Wednesday 12 October 2011

A most timely conspiracy

Here’s an excellent reason not to believe everything we’re being told about the Great Iranian Plot to Blow Up Washington:

WASHINGTON (AP) — The Obama administration plans to leverage charges that Iran plotted to assassinate Saudi Arabia’s ambassador to the United States into a new global campaign to isolate the Islamic republic.

The fit is too neat. Maybe there was such a plot to kill the Saudi ambassador and slaughter a few random diners, and maybe somebody from Iran was involved. But, I’m sorry, the government that brought us the weapons-of-mass-destruction-that-never-were and caused a horrific war with that package of lies shoulders a very, very heavy burden of proof. We don’t believe what they say just because they say it.
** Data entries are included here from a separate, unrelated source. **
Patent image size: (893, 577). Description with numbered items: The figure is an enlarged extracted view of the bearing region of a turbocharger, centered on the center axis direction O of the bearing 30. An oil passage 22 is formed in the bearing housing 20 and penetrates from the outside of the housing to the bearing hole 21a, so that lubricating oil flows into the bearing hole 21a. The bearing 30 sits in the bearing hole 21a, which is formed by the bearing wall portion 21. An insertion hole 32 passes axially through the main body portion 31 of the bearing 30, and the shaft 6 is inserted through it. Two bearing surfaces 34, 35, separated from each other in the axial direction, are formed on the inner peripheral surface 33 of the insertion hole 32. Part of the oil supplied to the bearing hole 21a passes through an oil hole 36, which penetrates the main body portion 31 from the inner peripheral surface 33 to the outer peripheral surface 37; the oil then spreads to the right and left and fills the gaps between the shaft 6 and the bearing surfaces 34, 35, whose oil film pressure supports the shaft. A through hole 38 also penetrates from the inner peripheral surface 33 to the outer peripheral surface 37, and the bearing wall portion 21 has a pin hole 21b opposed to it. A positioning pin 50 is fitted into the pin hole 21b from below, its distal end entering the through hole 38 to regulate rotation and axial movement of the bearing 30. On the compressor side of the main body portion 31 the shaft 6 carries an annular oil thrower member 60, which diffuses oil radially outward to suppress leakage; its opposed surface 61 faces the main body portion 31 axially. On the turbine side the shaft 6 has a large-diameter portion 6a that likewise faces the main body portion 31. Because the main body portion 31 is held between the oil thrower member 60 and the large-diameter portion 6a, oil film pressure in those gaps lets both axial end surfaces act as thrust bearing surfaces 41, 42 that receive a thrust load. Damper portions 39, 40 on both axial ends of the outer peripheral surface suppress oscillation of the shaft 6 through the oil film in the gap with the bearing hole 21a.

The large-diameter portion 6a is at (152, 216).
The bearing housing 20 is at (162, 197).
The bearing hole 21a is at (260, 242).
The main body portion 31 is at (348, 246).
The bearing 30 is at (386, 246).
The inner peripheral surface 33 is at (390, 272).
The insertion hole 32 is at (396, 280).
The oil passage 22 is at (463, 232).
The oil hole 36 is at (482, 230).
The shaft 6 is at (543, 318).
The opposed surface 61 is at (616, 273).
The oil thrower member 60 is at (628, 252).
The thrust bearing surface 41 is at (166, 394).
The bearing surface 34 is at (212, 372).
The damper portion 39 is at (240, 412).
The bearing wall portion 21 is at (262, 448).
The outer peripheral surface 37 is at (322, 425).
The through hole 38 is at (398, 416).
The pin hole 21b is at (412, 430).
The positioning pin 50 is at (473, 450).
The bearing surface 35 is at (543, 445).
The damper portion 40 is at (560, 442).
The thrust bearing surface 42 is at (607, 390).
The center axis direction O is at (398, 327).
Early commentators point out the gross amateurishness of the affair, starting with the use of an alert-triggering $100,000 bank transfer when spy agencies know to use cash instead. There will be more details today, and they should be interesting. But let us also note that the U.S. security services are now heavily engaged, as a matter of policy, in targeting supposed national enemies and generating plots to ensnare them.

A fascinating piece in a recent New York magazine [searching for link, stay tuned] outlined how it’s done: you infiltrate a mosque or a social club of the target ethnicity, talk about how much you hate U.S. policy in Israel or Afghanistan and then encourage whomever takes the bait to start planning a terrorist attack. Once you have a taker, you nurse the plot along, provide arms or money, record and videotape everything, and then bust the sap. The article cites law enforcement sources arguing that this procedure is necessary to pro-actively prevent terrorism even though the plots might never have come to fruition without the role of the security agency charged with frustrating them.

The wisdom and prudence of this policy is open to debate, but it seems entirely relevant when plots appear such as the Iranian Restaurant Caper that seamlessly dovetail with the long-term aims of U.S. foreign policy, especially with presidential election season approaching. Just two weeks ago we learned that the Obama Administration had provided Israel with several dozen 5,000-pound ‘bunker buster’ bombs that could be used to strike Iranian nuclear facilities. The transfer occurred in 2009, but the leak is recent—could we be seeing the beginning of a propaganda campaign to justify a new act of war? If so, the assassination plot is a godsend—or perhaps Zeus is a CIA asset.